JAN01_2016_CoverBetween calls for banning Muslims from entering the United States to references to the mass incarceration of some 120,000 persons of Japanese ancestry in American concentration camps, politicians in recent weeks have evoked a sense of hysteria and fear-mongering that many have likened to that of the World War II-era.

Japanese Americans, who are all too familiar with the consequences of such racist rhetoric, have swiftly and forcefully denounced these xenophobic comments, showing solidarity with Syrian and Iraqi refugees, Muslims and Muslim Americans and South Asians.
U.S. politicians issued multiple racially inflammatory remarks following the Nov. 13 terrorist attacks in Paris and the Dec. 2 attack at the Inland Regional Center in San Bernardino, Calif.

Roanoke, Va. Mayor David Bowers issued a statement that cited the Oct. 31 bombing of a Russian plane and the terrorist attacks in Paris, saying, “I’m reminded that President Franklin D. Roosevelt felt compelled to sequester Japanese foreign nationals after the bombing of Pearl Harbor, and it appears that the threat of harm to America from Isis is now just as real and serious as that from our enemies then.”

Citing fears that terrorists posing as Syrian refugees might be admitted into the country, politicians in the House of Representatives introduced and passed a bill calling for refugees from Iraq or Syria to be approved by the Department of Homeland Security, the FBI and the Director of National Intelligence.

Weeks later, on the 74th anniversary of the bombing of Pearl Harbor, Republican Presidential candidate Donald Trump issued a call “for a total and complete shutdown of Muslims entering the United States until our country’s representatives can figure out what is going on.” The real estate mogul and TV personality also said in the statement, “Until we are able to determine and understand this problem and the dangerous threat it poses, our country cannot be the victims of horrendous attacks by people that believe only in Jihad, and have no sense of reason or respect for human life.”

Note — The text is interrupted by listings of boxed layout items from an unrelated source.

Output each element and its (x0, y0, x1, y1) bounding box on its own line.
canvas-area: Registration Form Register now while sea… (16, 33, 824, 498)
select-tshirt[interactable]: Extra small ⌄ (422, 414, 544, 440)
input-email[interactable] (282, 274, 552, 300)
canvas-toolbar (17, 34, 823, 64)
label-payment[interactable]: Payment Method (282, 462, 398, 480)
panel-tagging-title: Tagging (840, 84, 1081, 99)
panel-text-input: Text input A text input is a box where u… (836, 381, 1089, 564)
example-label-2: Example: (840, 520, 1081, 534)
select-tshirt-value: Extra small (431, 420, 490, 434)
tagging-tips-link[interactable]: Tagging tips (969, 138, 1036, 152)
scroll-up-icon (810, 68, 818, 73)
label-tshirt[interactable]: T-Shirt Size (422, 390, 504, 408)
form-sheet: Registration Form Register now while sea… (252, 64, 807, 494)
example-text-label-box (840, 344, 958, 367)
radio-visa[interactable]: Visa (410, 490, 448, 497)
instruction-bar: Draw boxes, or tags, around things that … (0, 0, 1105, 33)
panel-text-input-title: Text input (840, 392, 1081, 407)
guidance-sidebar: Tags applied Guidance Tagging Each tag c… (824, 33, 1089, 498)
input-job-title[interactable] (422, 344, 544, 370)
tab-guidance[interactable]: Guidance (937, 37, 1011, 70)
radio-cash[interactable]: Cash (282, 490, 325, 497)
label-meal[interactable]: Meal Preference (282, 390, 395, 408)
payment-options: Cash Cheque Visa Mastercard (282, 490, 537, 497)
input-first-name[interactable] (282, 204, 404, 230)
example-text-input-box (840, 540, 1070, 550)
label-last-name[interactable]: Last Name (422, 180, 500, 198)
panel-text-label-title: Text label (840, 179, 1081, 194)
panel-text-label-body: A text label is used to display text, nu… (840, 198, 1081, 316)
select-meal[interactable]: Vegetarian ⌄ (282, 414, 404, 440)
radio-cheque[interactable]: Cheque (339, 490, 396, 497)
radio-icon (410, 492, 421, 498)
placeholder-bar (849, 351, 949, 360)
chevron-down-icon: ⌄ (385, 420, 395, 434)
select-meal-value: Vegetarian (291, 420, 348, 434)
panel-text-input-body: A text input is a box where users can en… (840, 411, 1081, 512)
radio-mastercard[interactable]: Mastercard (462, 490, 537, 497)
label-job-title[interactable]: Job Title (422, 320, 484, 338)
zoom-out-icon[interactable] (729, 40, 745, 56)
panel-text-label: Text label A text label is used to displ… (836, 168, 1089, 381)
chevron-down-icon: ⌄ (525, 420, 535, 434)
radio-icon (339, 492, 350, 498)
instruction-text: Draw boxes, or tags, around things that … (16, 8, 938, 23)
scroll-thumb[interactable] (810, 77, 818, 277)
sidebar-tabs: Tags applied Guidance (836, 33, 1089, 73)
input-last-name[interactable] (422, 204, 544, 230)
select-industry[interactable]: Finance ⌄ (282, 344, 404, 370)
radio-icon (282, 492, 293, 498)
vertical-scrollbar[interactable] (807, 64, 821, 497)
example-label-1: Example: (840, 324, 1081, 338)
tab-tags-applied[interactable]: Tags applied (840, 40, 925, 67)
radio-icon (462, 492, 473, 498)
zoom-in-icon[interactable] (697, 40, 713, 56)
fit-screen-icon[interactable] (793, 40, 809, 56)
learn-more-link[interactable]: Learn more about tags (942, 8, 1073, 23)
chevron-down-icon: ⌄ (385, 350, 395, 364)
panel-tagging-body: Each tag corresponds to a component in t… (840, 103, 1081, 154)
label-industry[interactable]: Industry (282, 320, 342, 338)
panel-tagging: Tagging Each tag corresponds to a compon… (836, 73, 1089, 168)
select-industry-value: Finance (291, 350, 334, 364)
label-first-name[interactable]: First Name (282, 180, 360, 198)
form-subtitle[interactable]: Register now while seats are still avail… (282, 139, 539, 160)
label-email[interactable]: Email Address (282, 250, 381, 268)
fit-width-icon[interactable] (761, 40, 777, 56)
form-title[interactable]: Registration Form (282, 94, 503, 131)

The Raleigh, N.C.-based Public Policy Polling released a survey Dec. 15 that stated that 48 percent of Trump’s supporters in Iowa supported the wartime incarceration of persons of Japanese descent. Only 21 percent of his supporters opposed the decision.

Rep. Michael Honda (D-CA), the sole member of Congress who is a survivor of the wartime incarceration, responded to politicians’ racist rhetoric, saying, “They are perpetuating the messages of hate and fear that fly in the fact of what America stands for in the world,” he said. Honda also said, “The Japanese and Japanese Americans interned after the bombing of Pearl Harbor was an outrage, as was turning away Jews at our borders who were fleeing German persecution. We cannot allow this to happen again and reverse the progress we have made in the last several decades.”

Survivors — and their descendants — of the wartime concentration camps, who know firsthand the implications of the mass denial of an entire community’s constitutional rights due to fear and ignorance, are speaking out against racism, and expressing solidarity with Syrian and Iraqi refugees, Muslims and Muslim Americans and South Asians.

Condemning politicians’ recent racist remarks, Japanese Americans have held various events in solidarity with these victims of xenophobia, much as they did following the Sept. 11, 2001 terrorist attacks.

We, as a community, realize our responsibility to address such hysteria head-on, given our past victimization. And so we are compelled to take a stand.

Just two days after the House introduced the American Security Against Foreign Enemies Act, the Florin chapter of the Japanese American Citizens League and the Sacramento Valley chapter of the Council on American-Islamic Relations mobilized to hold a press conference in Sacramento, Calif. Nov. 19 denouncing anti-Syrian and Iraqi comments by elected officials.

Following the aftermath of the terrorist attacks in Paris and San Bernardino, Calif., a cross-cultural group of community members, organized by the Cut the Wire Now Coalition — including the JACL’s Pacific Southwest District, the Council on American Islamic Relations-Los Angeles, Nikkei for Civil Rights and Redress, the Muslim Public Affairs Council, the Syrian American Council, Asian Americans Advancing Justice Los Angeles and the Tuesday Night Project — held the “Vigilant Love: A Solidarity Community Vigil Against Violence and Islamophobia” event Dec. 10 in Los Angeles’ Little Tokyo.

More recently, Japanese Americans from the Bay Area Day of Remembrance Consortium held a press conference Dec. 22 in San Francisco’s Japantown to express solidarity with the “Muslim, Sikh, Arab, and South Asian American communities.”

In San Jose’s Japantown, the Santa Clara Valley chapter of the ACLU and various Japanese American community members will hold a panel discussion Jan. 12 entitled “Stand up Against Scapegoating and Hate Mongering!”

As we approach the 74th anniversary of the wartime incarceration, the camps’ survivors continue to dwindle. This urgently underscores the need for those who are committed to honoring the legacy of these wartime injustices — with a relentless commitment to advocating for civil rights for all — by ensuring that this history “never again” repeats itself.